It’s a Friday at 4:30 pm, and your patient says the classic “Oh by the way…”, followed by a chief complaint of left shoulder pain. He was 78 y/o male who walked with a cane and had known DJD. But, he also had known CAD. In fact, he had multiple stents. And his most recent stent was one month ago.
It is so tempting to write off extremity pain to arthritis. And, since he just had a stent, he should be fine, right?
So, you order an EKG just to be sure. And for a minute, you are reassured that there is no STEMI…but look at his EKG a little closer.
It showed widespread ST depression and more than 1 mm of ST elevation in AVR. This is a constellation that is classic for high-grade LAD occlusion. But is this even possible for him to have a new lesion that fast? Or did his previous stent reocclude?

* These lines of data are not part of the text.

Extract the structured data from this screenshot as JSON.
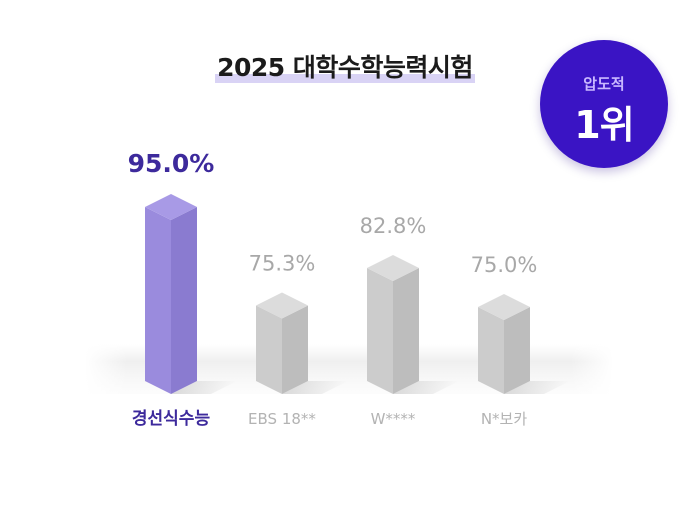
{
  "title": "2025 대학수학능력시험",
  "badge": {
    "sub": "압도적",
    "main": "1위"
  },
  "colors": {
    "highlight_top": "#a89ae6",
    "highlight_front": "#9a8bdd",
    "highlight_side": "#8a7bd0",
    "highlight_text": "#3d2a9c",
    "gray_top": "#dcdcdc",
    "gray_front": "#cccccc",
    "gray_side": "#bdbdbd",
    "gray_text": "#a8a8a8",
    "badge": "#3a14c4"
  },
  "chart_data": {
    "type": "bar",
    "categories": [
      "경선식수능",
      "EBS 18**",
      "W****",
      "N*보카"
    ],
    "values": [
      95.0,
      75.3,
      82.8,
      75.0
    ],
    "value_labels": [
      "95.0%",
      "75.3%",
      "82.8%",
      "75.0%"
    ],
    "highlight_index": 0,
    "ylim": [
      60,
      100
    ],
    "grid": false,
    "legend": "none"
  }
}
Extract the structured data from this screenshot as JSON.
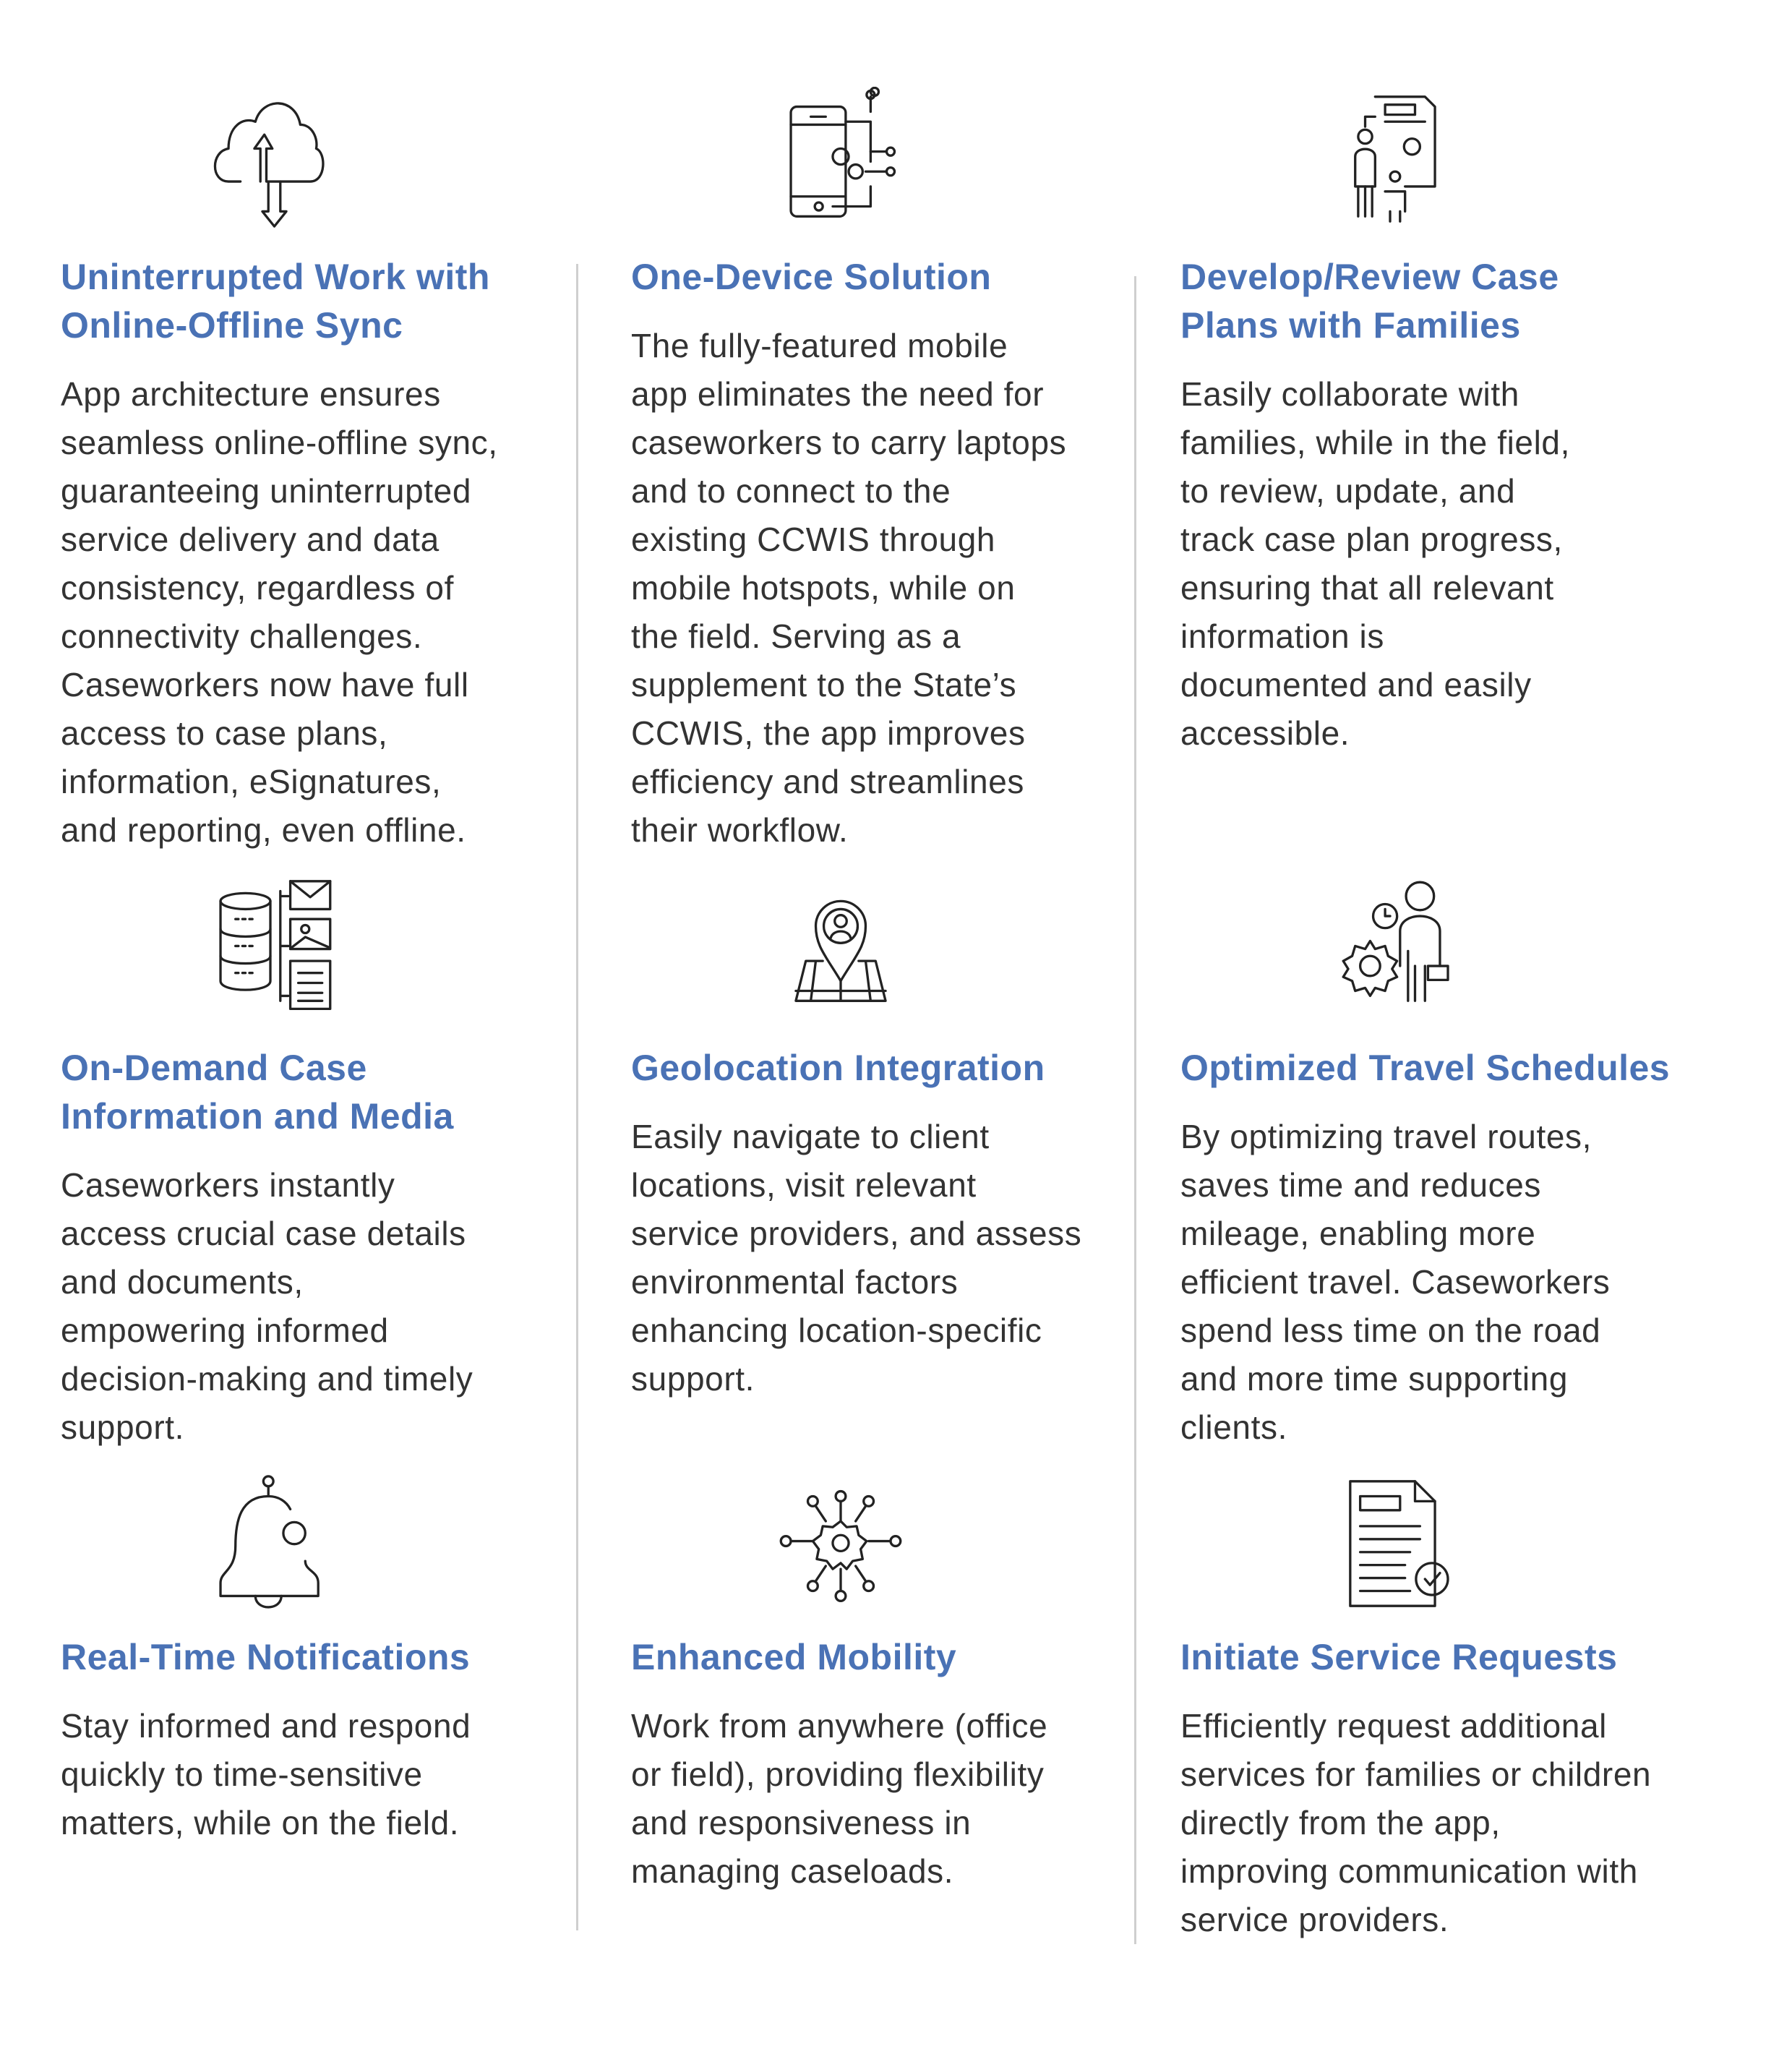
{
  "accent_color": "#4a72b5",
  "cards": [
    {
      "icon": "cloud-sync-icon",
      "title": [
        "Uninterrupted Work with",
        "Online-Offline Sync"
      ],
      "body": [
        "App architecture ensures",
        "seamless online-offline sync,",
        "guaranteeing uninterrupted",
        "service delivery and data",
        "consistency, regardless of",
        "connectivity challenges.",
        "Caseworkers now have full",
        "access to case plans,",
        "information, eSignatures,",
        "and reporting, even offline."
      ]
    },
    {
      "icon": "mobile-device-gear-icon",
      "title": [
        "One-Device Solution"
      ],
      "body": [
        "The fully-featured mobile",
        "app eliminates the need for",
        "caseworkers to carry laptops",
        "and to connect to the",
        "existing CCWIS through",
        "mobile hotspots, while on",
        "the field. Serving as a",
        "supplement to the State’s",
        "CCWIS, the app improves",
        "efficiency and streamlines",
        "their workflow."
      ]
    },
    {
      "icon": "family-case-plan-icon",
      "title": [
        "Develop/Review Case",
        "Plans with Families"
      ],
      "body": [
        "Easily collaborate with",
        "families, while in the field,",
        "to review, update, and",
        "track case plan progress,",
        "ensuring that all relevant",
        "information is",
        "documented and easily",
        "accessible."
      ]
    },
    {
      "icon": "database-media-icon",
      "title": [
        "On-Demand Case",
        "Information and Media"
      ],
      "body": [
        "Caseworkers instantly",
        "access crucial case details",
        "and documents,",
        "empowering informed",
        "decision-making and timely",
        "support."
      ]
    },
    {
      "icon": "map-pin-icon",
      "title": [
        "Geolocation Integration"
      ],
      "body": [
        "Easily navigate to client",
        "locations, visit relevant",
        "service providers, and assess",
        "environmental factors",
        "enhancing location-specific",
        "support."
      ]
    },
    {
      "icon": "person-clock-gear-icon",
      "title": [
        "Optimized Travel Schedules"
      ],
      "body": [
        "By optimizing travel routes,",
        "saves time and reduces",
        "mileage, enabling more",
        "efficient travel. Caseworkers",
        "spend less time on the road",
        "and more time supporting",
        "clients."
      ]
    },
    {
      "icon": "bell-icon",
      "title": [
        "Real-Time Notifications"
      ],
      "body": [
        "Stay informed and respond",
        "quickly to time-sensitive",
        "matters, while on the field."
      ]
    },
    {
      "icon": "gear-network-icon",
      "title": [
        "Enhanced Mobility"
      ],
      "body": [
        "Work from anywhere (office",
        "or field), providing flexibility",
        "and responsiveness in",
        "managing caseloads."
      ]
    },
    {
      "icon": "document-check-icon",
      "title": [
        "Initiate Service Requests"
      ],
      "body": [
        "Efficiently request additional",
        "services for families or children",
        "directly from the app,",
        "improving communication with",
        "service providers."
      ]
    }
  ]
}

It is possible, but in his case, his previous stent was in his right coronary artery. And so he had a new culprit lesion!
This will usually be read by the machine as non-specific st changes. This is a read that should ALWAYS make you worry. So many of the most lethal findings are read as non-specific.
In this case, consultation with the cardiologist led to him going to the cath lab, and his angiogram showed that he had a proximal high-grade lesion of his LAD, which was stented, and he did well post-procedure. His shoulder pain completely resolved.
In some cases, you can see this same finding when a patient is tachycardic. But when you see this in someone who is not tachycardic, you should be highly suspicious.